Mark and his girlfriend Tina (now his wife) would break up and get back together every other week. Tina always liked me but there was a time she really did not and that was because I would never let Mark sit at home when he was upset about breaking up. I would come over and if they were broken up I would take him out and we would get into SOME sort of trouble… because getting into trouble is what we call having fun! Nothing too major, just good respectful trouble.

I was there the day after his daughter was born.

He was there for me when my mom passed away.

His brother was his best man at his wedding but he told me that he wanted me to be best man but his mom demanded he have Billy and I told him I understood.

He was the best man at my wedding because… well he WAS the best man at my wedding and I am closer to him than I am to my own brother.

We were there when we invented “bike chases” and “car chases”

He was there with the “Hey knock it off” man.

Mark doubled up his junior year of High School to graduate with all of us that hung out, but only Mark and myself were the ones who graduated.

 

And there was a large area I have left out… Mark and his family I know saved my life.

Growing up my dad was, is an alcoholic. He hasn’t had anything to drink in over 20 years, but back then he drank… a LOT! Nothing crazy and not a mean drunk, he was the opposite. My dad was EVERY ones friend when he drank, but he and my mother would fight CONSTANTLY. Then he would leave and mom would need to yell so she would yell at me and my brother about toys, about school work, about anything.

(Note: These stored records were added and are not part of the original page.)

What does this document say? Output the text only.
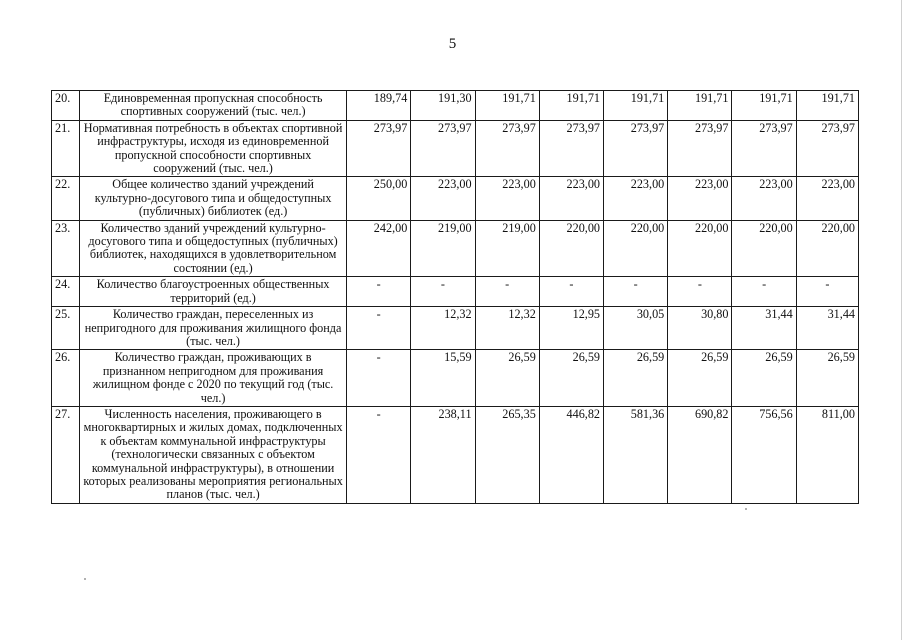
5
20.	Единовременная пропускная способность спортивных сооружений (тыс. чел.)	189,74	191,30	191,71	191,71	191,71	191,71	191,71	191,71
21.	Нормативная потребность в объектах спортивной инфраструктуры, исходя из единовременной пропускной способности спортивных сооружений (тыс. чел.)	273,97	273,97	273,97	273,97	273,97	273,97	273,97	273,97
22.	Общее количество зданий учреждений культурно-досугового типа и общедоступных (публичных) библиотек (ед.)	250,00	223,00	223,00	223,00	223,00	223,00	223,00	223,00
23.	Количество зданий учреждений культурно-досугового типа и общедоступных (публичных) библиотек, находящихся в удовлетворительном состоянии (ед.)	242,00	219,00	219,00	220,00	220,00	220,00	220,00	220,00
24.	Количество благоустроенных общественных территорий (ед.)	-	-	-	-	-	-	-	-
25.	Количество граждан, переселенных из непригодного для проживания жилищного фонда (тыс. чел.)	-	12,32	12,32	12,95	30,05	30,80	31,44	31,44
26.	Количество граждан, проживающих в признанном непригодном для проживания жилищном фонде с 2020 по текущий год (тыс. чел.)	-	15,59	26,59	26,59	26,59	26,59	26,59	26,59
27.	Численность населения, проживающего в многоквартирных и жилых домах, подключенных к объектам коммунальной инфраструктуры (технологически связанных с объектом коммунальной инфраструктуры), в отношении которых реализованы мероприятия региональных планов (тыс. чел.)	-	238,11	265,35	446,82	581,36	690,82	756,56	811,00
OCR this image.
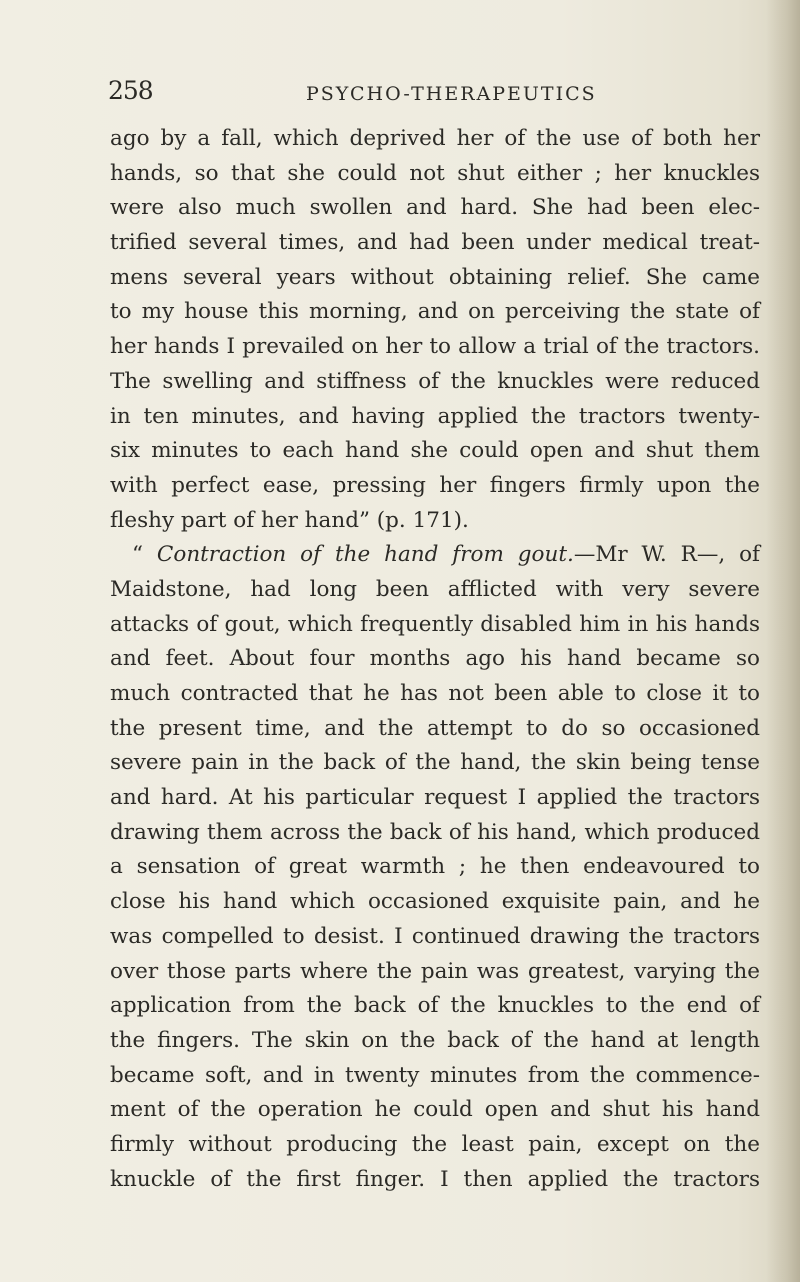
258	PSYCHO-THERAPEUTICS
ago by a fall, which deprived her of the use of both her
hands, so that she could not shut either ; her knuckles
were also much swollen and hard. She had been elec-
trified several times, and had been under medical treat-
mens several years without obtaining relief. She came
to my house this morning, and on perceiving the state of
her hands I prevailed on her to allow a trial of the tractors.
The swelling and stiffness of the knuckles were reduced
in ten minutes, and having applied the tractors twenty-
six minutes to each hand she could open and shut them
with perfect ease, pressing her fingers firmly upon the
fleshy part of her hand” (p. 171).
“ Contraction of the hand from gout.—Mr W. R—, of
Maidstone, had long been afflicted with very severe
attacks of gout, which frequently disabled him in his hands
and feet. About four months ago his hand became so
much contracted that he has not been able to close it to
the present time, and the attempt to do so occasioned
severe pain in the back of the hand, the skin being tense
and hard. At his particular request I applied the tractors
drawing them across the back of his hand, which produced
a sensation of great warmth ; he then endeavoured to
close his hand which occasioned exquisite pain, and he
was compelled to desist. I continued drawing the tractors
over those parts where the pain was greatest, varying the
application from the back of the knuckles to the end of
the fingers. The skin on the back of the hand at length
became soft, and in twenty minutes from the commence-
ment of the operation he could open and shut his hand
firmly without producing the least pain, except on the
knuckle of the first finger. I then applied the tractors
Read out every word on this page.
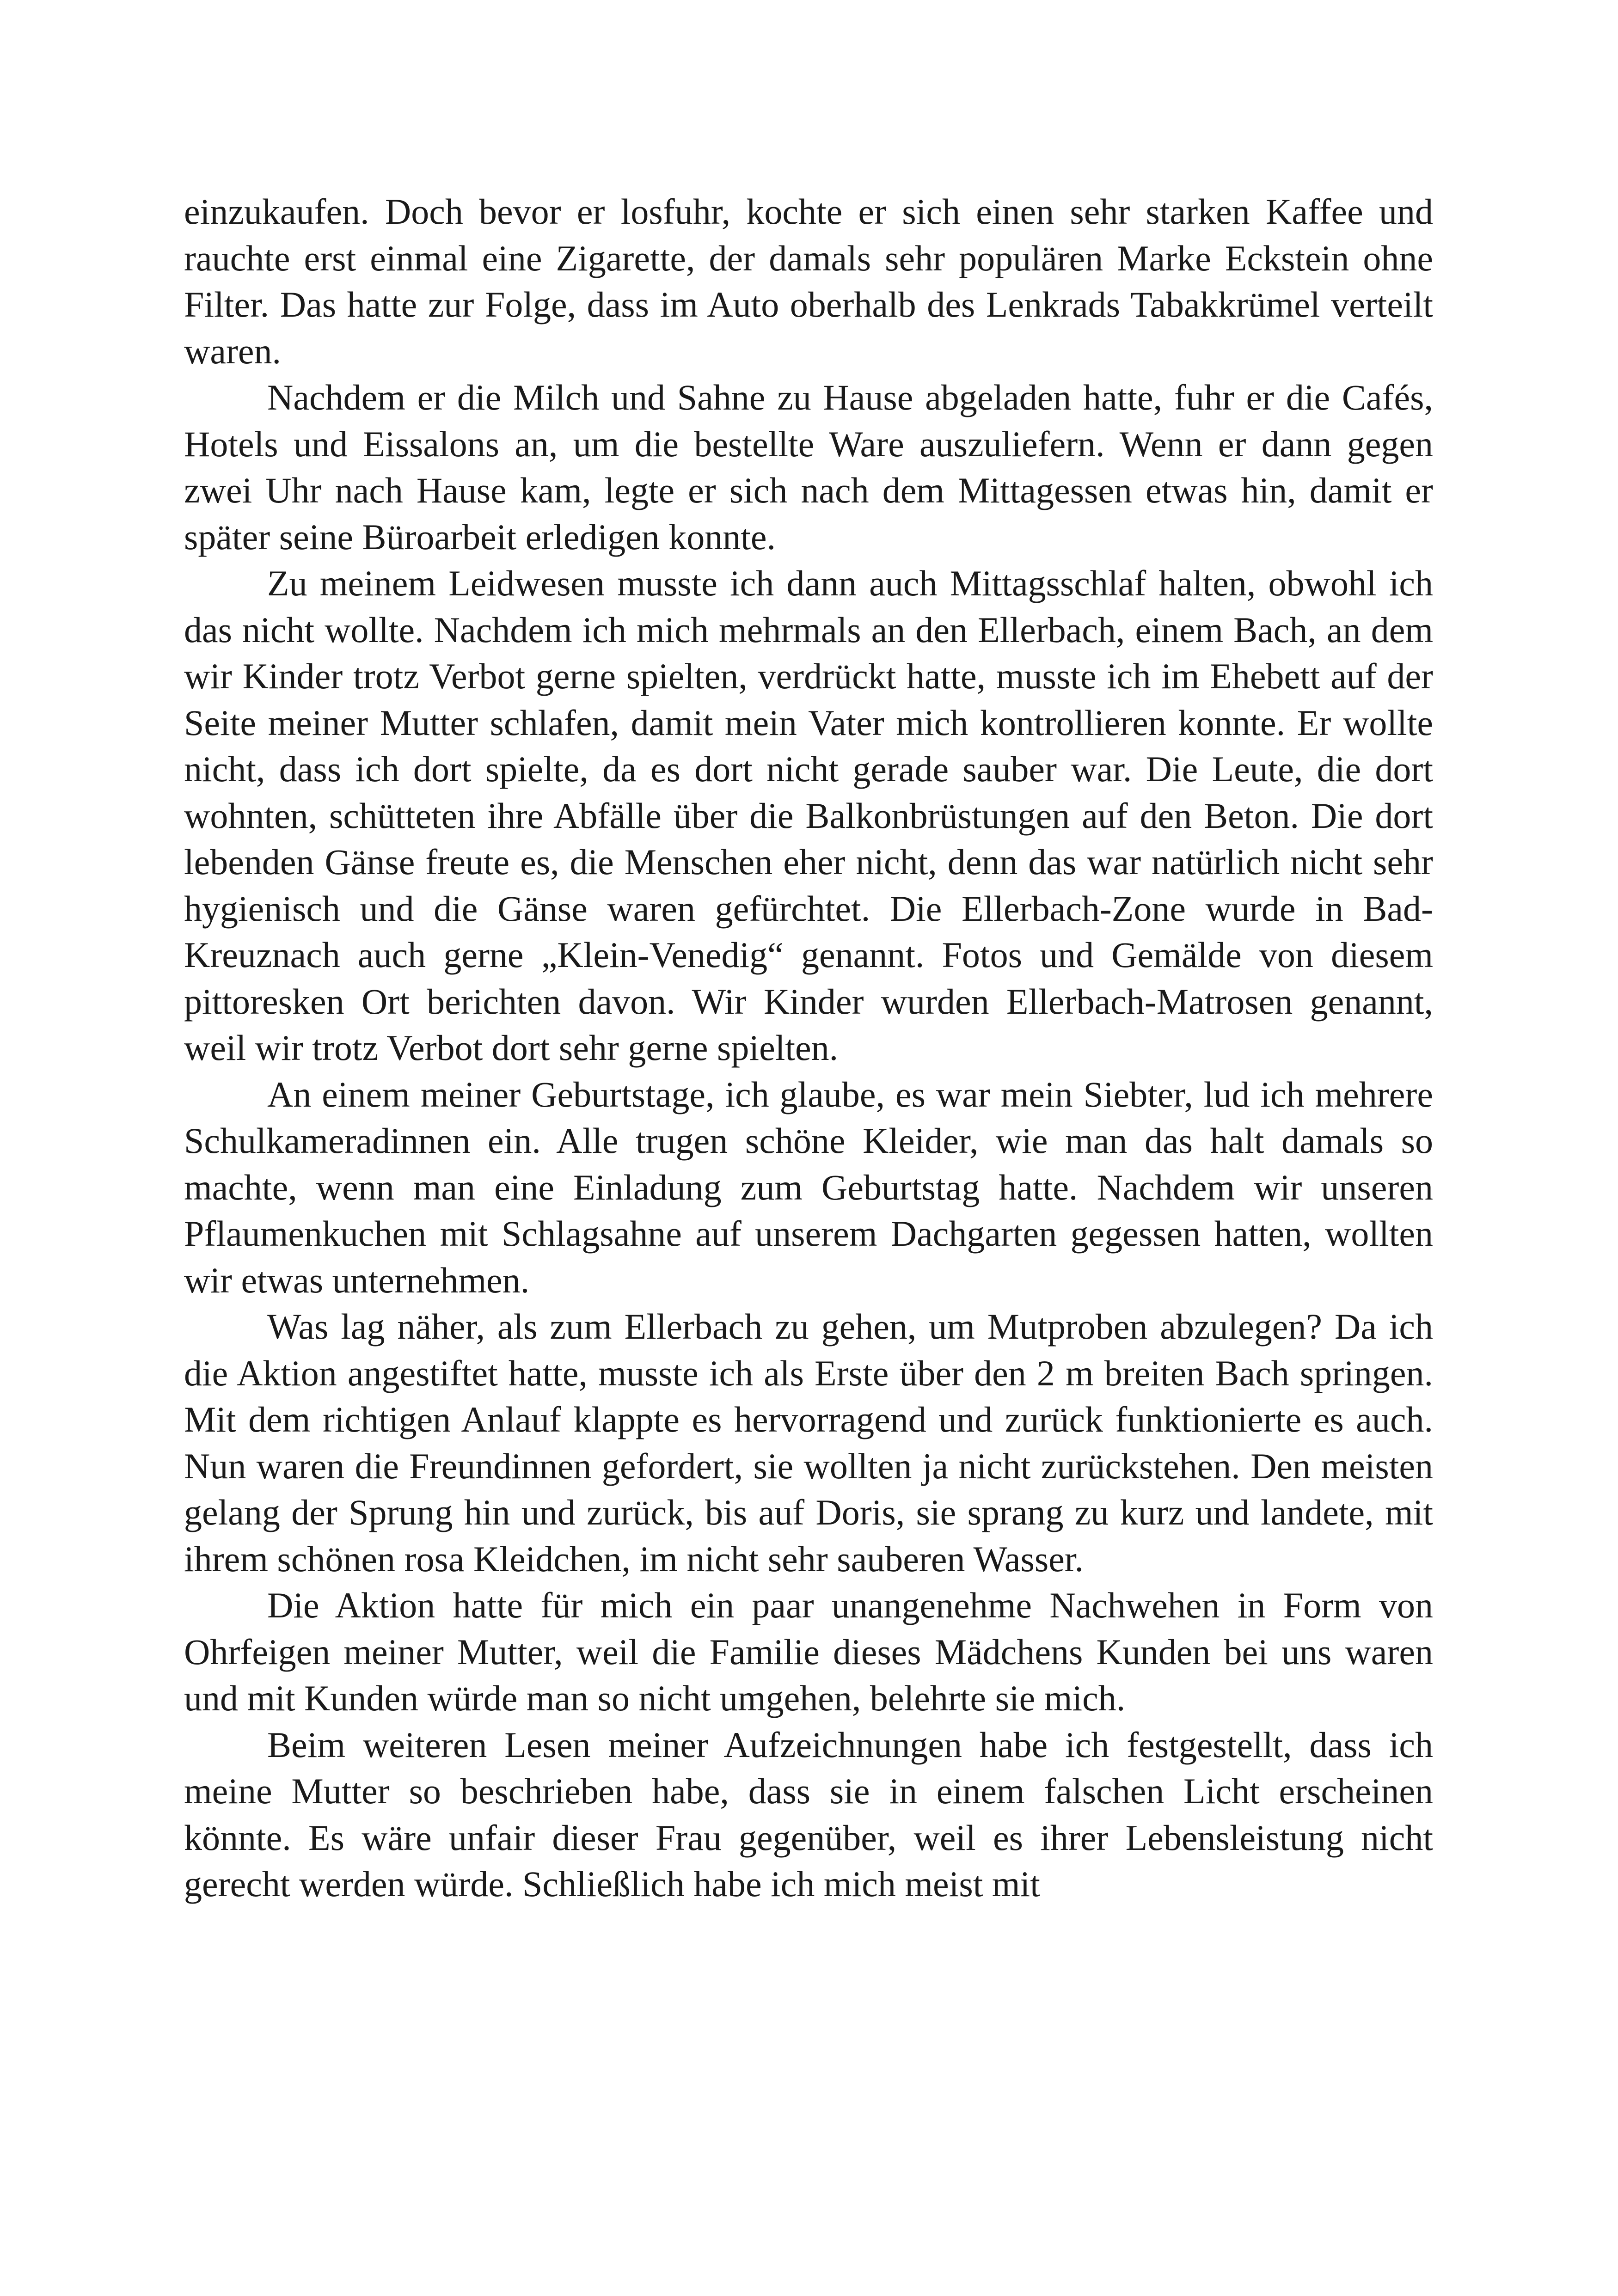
einzukaufen. Doch bevor er losfuhr, kochte er sich einen sehr starken Kaffee und rauchte erst einmal eine Zigarette, der damals sehr populären Marke Eckstein ohne Filter. Das hatte zur Folge, dass im Auto oberhalb des Lenkrads Tabakkrümel verteilt waren.

Nachdem er die Milch und Sahne zu Hause abgeladen hatte, fuhr er die Cafés, Hotels und Eissalons an, um die bestellte Ware auszuliefern. Wenn er dann gegen zwei Uhr nach Hause kam, legte er sich nach dem Mittagessen etwas hin, damit er später seine Büroarbeit erledigen konnte.

Zu meinem Leidwesen musste ich dann auch Mittagsschlaf halten, obwohl ich das nicht wollte. Nachdem ich mich mehrmals an den Ellerbach, einem Bach, an dem wir Kinder trotz Verbot gerne spielten, verdrückt hatte, musste ich im Ehebett auf der Seite meiner Mutter schlafen, damit mein Vater mich kontrollieren konnte. Er wollte nicht, dass ich dort spielte, da es dort nicht gerade sauber war. Die Leute, die dort wohnten, schütteten ihre Abfälle über die Balkonbrüstungen auf den Beton. Die dort lebenden Gänse freute es, die Menschen eher nicht, denn das war natürlich nicht sehr hygienisch und die Gänse waren gefürchtet. Die Ellerbach-Zone wurde in Bad-Kreuznach auch gerne „Klein-Venedig“ genannt. Fotos und Gemälde von diesem pittoresken Ort berichten davon. Wir Kinder wurden Ellerbach-Matrosen genannt, weil wir trotz Verbot dort sehr gerne spielten.

An einem meiner Geburtstage, ich glaube, es war mein Siebter, lud ich mehrere Schulkameradinnen ein. Alle trugen schöne Kleider, wie man das halt damals so machte, wenn man eine Einladung zum Geburtstag hatte. Nachdem wir unseren Pflaumenkuchen mit Schlagsahne auf unserem Dachgarten gegessen hatten, wollten wir etwas unternehmen.

Was lag näher, als zum Ellerbach zu gehen, um Mutproben abzulegen? Da ich die Aktion angestiftet hatte, musste ich als Erste über den 2 m breiten Bach springen. Mit dem richtigen Anlauf klappte es hervorragend und zurück funktionierte es auch. Nun waren die Freundinnen gefordert, sie wollten ja nicht zurückstehen. Den meisten gelang der Sprung hin und zurück, bis auf Doris, sie sprang zu kurz und landete, mit ihrem schönen rosa Kleidchen, im nicht sehr sauberen Wasser.

Die Aktion hatte für mich ein paar unangenehme Nachwehen in Form von Ohrfeigen meiner Mutter, weil die Familie dieses Mädchens Kunden bei uns waren und mit Kunden würde man so nicht umgehen, belehrte sie mich.

Beim weiteren Lesen meiner Aufzeichnungen habe ich festgestellt, dass ich meine Mutter so beschrieben habe, dass sie in einem falschen Licht erscheinen könnte. Es wäre unfair dieser Frau gegenüber, weil es ihrer Lebensleistung nicht gerecht werden würde. Schließlich habe ich mich meist mit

My parents were NEVER abusive, but home life was very difficult. And that’s how mark and his family saved my life.

I spent MOST of my teens at Mark’s house. His mom would treat me just like one of her kids. She would smack me in the head if I was out of line and say she I did well when I did. I grew up learning to ALWAYS respect your elders. I always call anyone older than me Mister or misses… but not his family. His mom was Mamma Miller and his Dad was DUUUDE! His cousins would introduce me as their cousin Jim.

I didn’t know it then, but I do now. I am the person I am today because of Mark. Mark was always a little rude and crude, always VERY direct but his heart is always in the right place. Both of us always had the same morals. We both have a high code of honor. He knows I would do anything for him and his family no matter what, especially for what he and his family did for me. They allowed me to be a part of their family when I needed it the most.

Mark and I are still best friends to this day. We do not get to see each other much but he knows if he ever needs me any time day or night, all he needs to do is call and I am there for him. I haven’t seen him in a few months because work, life and school take up ALL my time, but I talk about him often to my friends and always very highly. I tell them his is more than my best friend… he is more of a brother to me than my own actual brother.

Having a lifelong friend like that is something I hope my kids learn all about when they are… well born and then grow up. And I hope Mark and I are the example which makes my kids realizes how important it is to have relationships like that.

Thank you Mark for being my brother in every way imaginable!